On March 21, 2017, the Supreme Court heard oral arguments in Impression Products, Inc. v. Lexmark International, Inc., addressing the application of patent exhaustion to conditioned and international sales. The doctrine of patent exhaustion limits a patentee’s ability to enforce its rights as to a patented product (or a product embodying a patented method) after there has been an authorized sale of the product. In the lower court proceedings leading to the Supreme Court, Lexmark contended that the accused infringer, Impression Products, was not permitted to re-sell altered versions of Lexmark’s patented printer cartridges because Lexmark’s initial (authorized) sale of those cartridges had been subject to post-sale conditions, including that buyers were not allowed to refurbish the cartridges or transfer cartridges to third parties. Lexmark had initially sold some of these cartridges outside of the United States, but also contended that those sales did not exhaust its patent rights because they were not domestic sales.
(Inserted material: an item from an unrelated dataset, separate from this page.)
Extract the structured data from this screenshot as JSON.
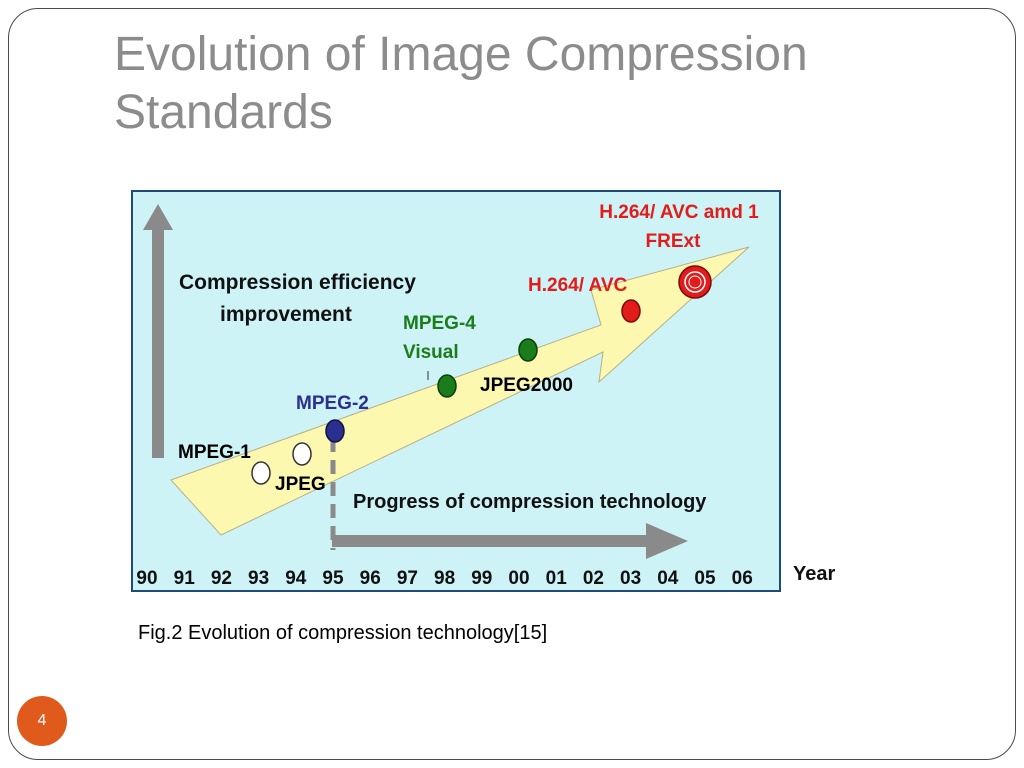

In an en banc consideration of the case, the Federal Circuit held that neither Lexmark’s conditioned sales nor its authorized foreign sales of its patented products exhausted its patent rights. During March’s oral arguments before the Supreme Court, however, the justices asked Lexmark probing questions as to why contract law would not provide Lexmark with an adequate ability to enforce its conditioned sales, thus possibly demonstrating some doubt as to whether conditioned sales should be an exception to patent exhaustion. In response, counsel for Lexmark noted that contract law is limited, because it requires privity between the parties to the contract. With respect to foreign sales, some of the justices seemed skeptical of mandating that such sales should trigger patent exhaustion in the face of the Patent Act’s silence on the subject—despite the Court’s decision in Kirtsaeng v. John W. Wiley and Sons, Inc., in which it unequivocally adopted international copyright exhaustion without outright statutory support from the Copyright Act.

If the Supreme Court holds that either a conditioned sale or a foreign sale exhausts a patentee’s rights, this case will have practical and economic implications across the board, and will require both patent owners and their competitors to adapt their patent portfolios, licensing practices, and contracts practices to a more restrictive definition of patent rights.